Chris Field

April 01, 2026

Chris Field is the Perry L. McCarty Director of the Stanford Woods Institute for the Environment and the Melvin and Joan Lane Professor for Interdisciplinary Environmental Studies in the Biology Department of the School of Humanities and Sciences at Stanford University. He is also a Professor of Earth System Science in the Stanford Doerr School of Sustainability and a Senior Fellow at Woods Institute as well as the Stanford Precourt Institute for Energy.  Field assumed leadership of the Woods Institute in September 2016.

Prior to his appointment as Woods’ director, Field served as Director of the Carnegie Institution for Science’s Department of Global Ecology, which he founded in 2002. Field’s tenure at the Carnegie Institution dates back to 1984. He was also Director of the Jasper Ridge Biological Preserve.

Field’s research focuses on climate change, ranging from work on improving climate models to prospects for renewable energy systems and community organizations that can minimize the risk of a tragedy of the commons.
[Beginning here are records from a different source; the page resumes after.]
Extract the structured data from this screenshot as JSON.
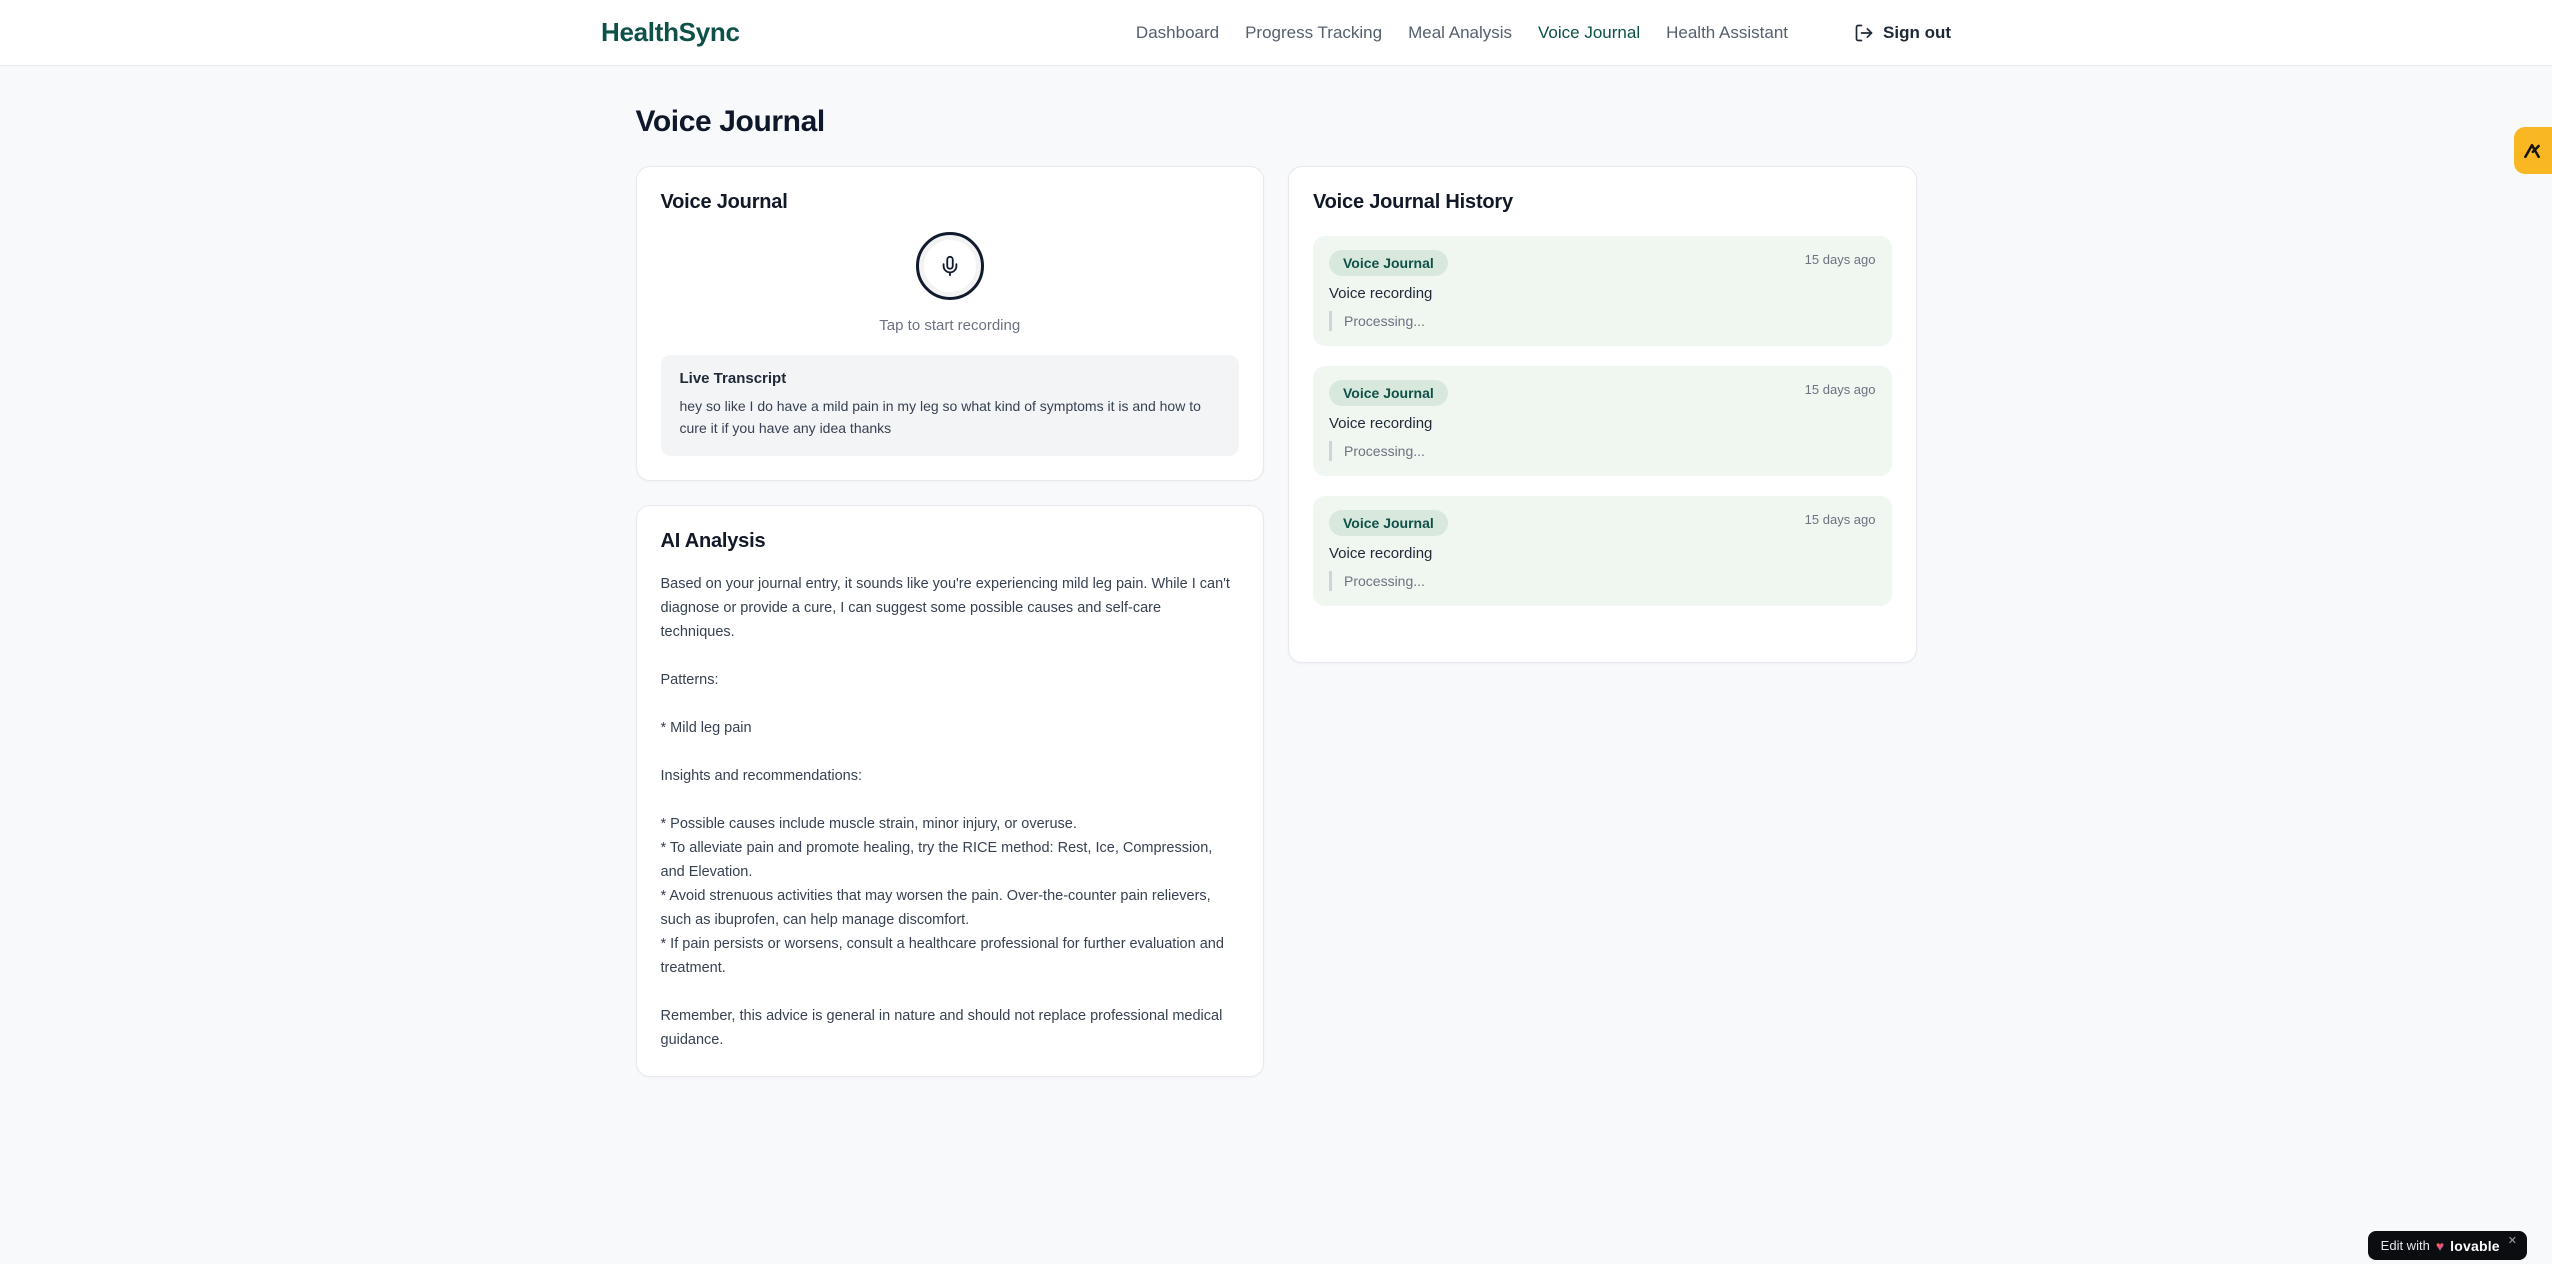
{
  "brand": {
    "name": "HealthSync"
  },
  "nav": {
    "items": [
      {
        "label": "Dashboard",
        "active": false
      },
      {
        "label": "Progress Tracking",
        "active": false
      },
      {
        "label": "Meal Analysis",
        "active": false
      },
      {
        "label": "Voice Journal",
        "active": true
      },
      {
        "label": "Health Assistant",
        "active": false
      }
    ],
    "sign_out_label": "Sign out"
  },
  "page": {
    "title": "Voice Journal"
  },
  "recorder_card": {
    "title": "Voice Journal",
    "tap_hint": "Tap to start recording",
    "transcript_title": "Live Transcript",
    "transcript_text": "hey so like I do have a mild pain in my leg so what kind of symptoms it is and how to cure it if you have any idea thanks"
  },
  "analysis_card": {
    "title": "AI Analysis",
    "body": "Based on your journal entry, it sounds like you're experiencing mild leg pain. While I can't diagnose or provide a cure, I can suggest some possible causes and self-care techniques.\n\nPatterns:\n\n* Mild leg pain\n\nInsights and recommendations:\n\n* Possible causes include muscle strain, minor injury, or overuse.\n* To alleviate pain and promote healing, try the RICE method: Rest, Ice, Compression, and Elevation.\n* Avoid strenuous activities that may worsen the pain. Over-the-counter pain relievers, such as ibuprofen, can help manage discomfort.\n* If pain persists or worsens, consult a healthcare professional for further evaluation and treatment.\n\nRemember, this advice is general in nature and should not replace professional medical guidance."
  },
  "history_card": {
    "title": "Voice Journal History",
    "entries": [
      {
        "badge": "Voice Journal",
        "time": "15 days ago",
        "title": "Voice recording",
        "status": "Processing..."
      },
      {
        "badge": "Voice Journal",
        "time": "15 days ago",
        "title": "Voice recording",
        "status": "Processing..."
      },
      {
        "badge": "Voice Journal",
        "time": "15 days ago",
        "title": "Voice recording",
        "status": "Processing..."
      }
    ]
  },
  "edit_badge": {
    "prefix": "Edit with",
    "brand": "lovable",
    "close": "✕"
  },
  "icons": {
    "mic": "mic-icon",
    "sign_out": "log-out-icon",
    "edge_tab": "a-mark-icon",
    "heart": "gradient-heart-icon"
  },
  "colors": {
    "accent_teal": "#0d5148",
    "nav_inactive": "#55606e",
    "page_bg": "#f8f9fb",
    "card_border": "#e7e9ee",
    "entry_bg": "#f0f7f1",
    "badge_bg": "#d8e8dd",
    "transcript_bg": "#f3f4f6",
    "amber_tab": "#f9b822",
    "lovable_bg": "#0c0d10"
  }
}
He has been deeply involved with national- and international-scale efforts to advance science and assessment related to global ecology and climate change. He served as co-chair of Working Group II of the Intergovernmental Panel on Climate Change (IPCC) from 2008 to 2015, where he led the effort behind a special report, “Managing the Risks of Extreme Events and Disasters to Advance Climate Change Adaptation” (2012), and the working group’s contribution to the IPCC Fifth Assessment Report, “Climate Change 2014: Impacts, Adaptation, and Vulnerability(2014).  His widely cited work has earned many recognitions, including election to the US National Academy of Sciences and the American Academy of Arts and Sciences, the Max Planck Research Award, and the Roger Revelle Medal. Field is a member of the Board of Directors of World Wildlife Fund (US) and the Board of Trustees of the California Academy of Sciences. He is a fellow of the American Association for the Advancement of Science, the American Geophysical Union, and the Ecological Society of America.

He holds a bachelor’s degree in biology from Harvard College and a Ph.D. in biology from Stanford.